When my mother came back from Russia for the third time, she decided to bring me a gift. It wasn't like I expected it; she was there for business, after all, and asking for a gift was taboo, at least in my family. I'm not sure, at times, when people decided to ask for gifts, or expect them, and I know that they don't do it explicitly, and much has been said about the ideal behind gift giving, sure, so I'll just leave it at that for now. My hopes, what small mounds of fine grain sand they had been, were long ago spread across our snowy drive way to provide traction for my father's diesel mercedes, one that, I'll remind you and myself, achieved a 0-60 time of about 20 seconds, if you bothered counting, enough to light and smoke half a cigarette, and certainly enough to probe into the beginnings of a conversation, if one were so inclined, about school, the weather, art projects, or the recent goings on of neighborhood type folk. One thing about the car's performance, though, it stayed consistent, all the way up to 300,000 miles, and more, which made the real and professed reason for its purchase all the more congruent, and all the less concurrent with more modern enterprises, you might say.
That morning is was cold enough for the driveway snow to have traction--and if you come from a colder climate you'll know what I mean about the snow, and the almost squeaky noise that it makes--and we had gone out to see Aunt Edna before noon. Mom had been gone for over three weeks, and what little communication we had was stilted because we always knew that our phone conversations and letters had been pilfered, observed in advance, if you know what I mean, making it all the more difficult to procure something material and tangible for me, further diminishing childish hopes. Edna was a robust woman, who delighted in dying her hair red from a home-made recipe of beets and cranberries, lord bless her. She had me scrub out the bath tub every saturday before sitting me down in front of mounds of coffee cake so creamy and delicious that I'd always eat enough to make me sick later, never paying attention to the gentle prompts from my father to stop.
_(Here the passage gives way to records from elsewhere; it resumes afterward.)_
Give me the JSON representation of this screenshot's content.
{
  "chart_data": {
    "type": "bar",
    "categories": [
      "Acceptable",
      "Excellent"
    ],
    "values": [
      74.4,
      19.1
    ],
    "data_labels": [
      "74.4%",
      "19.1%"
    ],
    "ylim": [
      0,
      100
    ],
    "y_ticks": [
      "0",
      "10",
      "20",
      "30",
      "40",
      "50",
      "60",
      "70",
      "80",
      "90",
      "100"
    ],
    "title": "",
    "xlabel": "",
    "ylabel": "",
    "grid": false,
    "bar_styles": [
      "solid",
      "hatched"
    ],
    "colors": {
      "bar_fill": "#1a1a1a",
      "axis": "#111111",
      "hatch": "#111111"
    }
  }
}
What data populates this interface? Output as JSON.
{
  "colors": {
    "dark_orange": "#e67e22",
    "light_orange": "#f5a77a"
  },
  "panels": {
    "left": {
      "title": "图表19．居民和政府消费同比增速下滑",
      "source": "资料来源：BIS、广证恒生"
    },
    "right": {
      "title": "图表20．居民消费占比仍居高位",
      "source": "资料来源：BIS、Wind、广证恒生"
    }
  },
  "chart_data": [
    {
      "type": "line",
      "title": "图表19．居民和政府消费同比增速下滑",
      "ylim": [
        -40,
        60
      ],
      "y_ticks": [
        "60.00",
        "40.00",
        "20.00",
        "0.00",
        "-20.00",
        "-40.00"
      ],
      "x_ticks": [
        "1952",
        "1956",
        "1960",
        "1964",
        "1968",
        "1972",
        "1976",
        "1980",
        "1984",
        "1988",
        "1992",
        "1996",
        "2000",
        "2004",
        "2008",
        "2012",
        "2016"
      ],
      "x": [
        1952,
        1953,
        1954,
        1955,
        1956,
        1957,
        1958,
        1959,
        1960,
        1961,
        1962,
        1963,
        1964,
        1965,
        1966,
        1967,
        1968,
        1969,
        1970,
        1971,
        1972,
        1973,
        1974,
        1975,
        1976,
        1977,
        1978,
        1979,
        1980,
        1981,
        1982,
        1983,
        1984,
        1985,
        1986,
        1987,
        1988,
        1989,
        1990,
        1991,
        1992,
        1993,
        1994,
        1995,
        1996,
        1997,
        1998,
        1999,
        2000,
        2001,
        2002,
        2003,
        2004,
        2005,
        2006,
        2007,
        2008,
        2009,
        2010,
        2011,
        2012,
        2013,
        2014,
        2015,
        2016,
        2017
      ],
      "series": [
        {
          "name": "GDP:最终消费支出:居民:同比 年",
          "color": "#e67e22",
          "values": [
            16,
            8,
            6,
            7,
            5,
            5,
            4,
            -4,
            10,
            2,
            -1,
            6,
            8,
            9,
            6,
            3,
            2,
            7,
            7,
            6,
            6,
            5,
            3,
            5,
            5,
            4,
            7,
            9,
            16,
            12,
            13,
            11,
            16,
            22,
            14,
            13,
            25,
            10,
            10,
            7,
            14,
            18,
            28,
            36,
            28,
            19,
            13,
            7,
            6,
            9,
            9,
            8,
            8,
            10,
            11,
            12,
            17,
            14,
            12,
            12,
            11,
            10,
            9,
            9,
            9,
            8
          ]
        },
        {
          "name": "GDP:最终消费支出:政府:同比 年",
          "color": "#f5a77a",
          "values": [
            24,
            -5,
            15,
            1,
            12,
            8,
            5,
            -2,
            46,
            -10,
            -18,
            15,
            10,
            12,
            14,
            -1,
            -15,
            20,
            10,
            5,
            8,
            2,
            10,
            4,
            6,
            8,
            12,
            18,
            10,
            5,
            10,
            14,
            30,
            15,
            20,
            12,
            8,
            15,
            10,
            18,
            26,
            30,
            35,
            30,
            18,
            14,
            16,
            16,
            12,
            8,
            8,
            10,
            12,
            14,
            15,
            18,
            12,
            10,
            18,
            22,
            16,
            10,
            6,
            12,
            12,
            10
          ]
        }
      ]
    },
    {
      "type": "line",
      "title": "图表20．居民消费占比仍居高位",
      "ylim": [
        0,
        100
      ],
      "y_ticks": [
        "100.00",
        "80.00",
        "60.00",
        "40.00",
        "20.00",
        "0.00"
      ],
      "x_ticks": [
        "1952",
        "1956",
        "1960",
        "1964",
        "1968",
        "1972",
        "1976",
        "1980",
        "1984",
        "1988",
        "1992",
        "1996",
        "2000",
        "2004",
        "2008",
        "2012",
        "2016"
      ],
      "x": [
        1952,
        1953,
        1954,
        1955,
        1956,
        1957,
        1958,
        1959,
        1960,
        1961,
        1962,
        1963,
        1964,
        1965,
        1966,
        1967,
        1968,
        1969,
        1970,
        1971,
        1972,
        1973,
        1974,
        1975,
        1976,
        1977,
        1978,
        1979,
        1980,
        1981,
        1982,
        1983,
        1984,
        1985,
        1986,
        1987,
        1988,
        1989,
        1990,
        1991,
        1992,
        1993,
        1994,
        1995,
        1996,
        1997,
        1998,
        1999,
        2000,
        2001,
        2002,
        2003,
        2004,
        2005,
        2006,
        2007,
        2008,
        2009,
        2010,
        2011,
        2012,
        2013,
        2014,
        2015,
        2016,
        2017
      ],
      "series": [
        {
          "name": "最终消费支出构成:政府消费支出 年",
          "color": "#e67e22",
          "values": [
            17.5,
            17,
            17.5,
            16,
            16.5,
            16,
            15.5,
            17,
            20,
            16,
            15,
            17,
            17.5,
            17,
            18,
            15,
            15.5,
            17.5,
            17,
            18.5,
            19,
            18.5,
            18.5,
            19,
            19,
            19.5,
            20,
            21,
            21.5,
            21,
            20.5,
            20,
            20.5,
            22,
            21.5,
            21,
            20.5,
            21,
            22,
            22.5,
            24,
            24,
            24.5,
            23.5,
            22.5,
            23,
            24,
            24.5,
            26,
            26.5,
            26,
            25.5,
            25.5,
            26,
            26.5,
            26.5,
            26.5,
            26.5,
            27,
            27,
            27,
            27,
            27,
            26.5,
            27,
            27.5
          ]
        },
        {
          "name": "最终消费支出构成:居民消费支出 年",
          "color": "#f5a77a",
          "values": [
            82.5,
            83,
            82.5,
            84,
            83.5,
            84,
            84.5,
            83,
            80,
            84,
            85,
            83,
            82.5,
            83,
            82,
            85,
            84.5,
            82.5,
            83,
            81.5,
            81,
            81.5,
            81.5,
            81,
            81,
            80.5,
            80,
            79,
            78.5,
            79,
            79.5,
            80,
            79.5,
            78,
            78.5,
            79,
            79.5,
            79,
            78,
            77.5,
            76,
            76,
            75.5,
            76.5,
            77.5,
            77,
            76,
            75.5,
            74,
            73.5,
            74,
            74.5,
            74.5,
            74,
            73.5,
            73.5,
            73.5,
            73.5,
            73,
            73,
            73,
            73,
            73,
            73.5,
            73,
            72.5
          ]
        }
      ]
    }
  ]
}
We were on our way back to the house, a typical politeness about the air, when we came around the turn to see our lights on. When I came inside she had somehow smelled fresher than the crisp air and more stale too, her eyes a sparkle of knowledge and barriers even to me, even then, before I could have formed strategic intent. The two figurines stood on the kitchen table, shreds of paper from their packaging still strewn about. They had wooden faces, and hand stitched clothing, and their little arms moved in semi-circles with enough range to allow me to place them, as I would later over the mantle, in an embrace. I liked the way they looked there, above the fire, and how the paint of their make-up made their faces animated in a way that froze them in time. Sometimes I would imagine them talking, what they might say to one another, but I always kept it to myself. I learned to do that more often as I got older, and to tell visitors that my Aunt Edna had gotten the dolls from her husband when he had served in the army. It rarely came up in conversation anyway.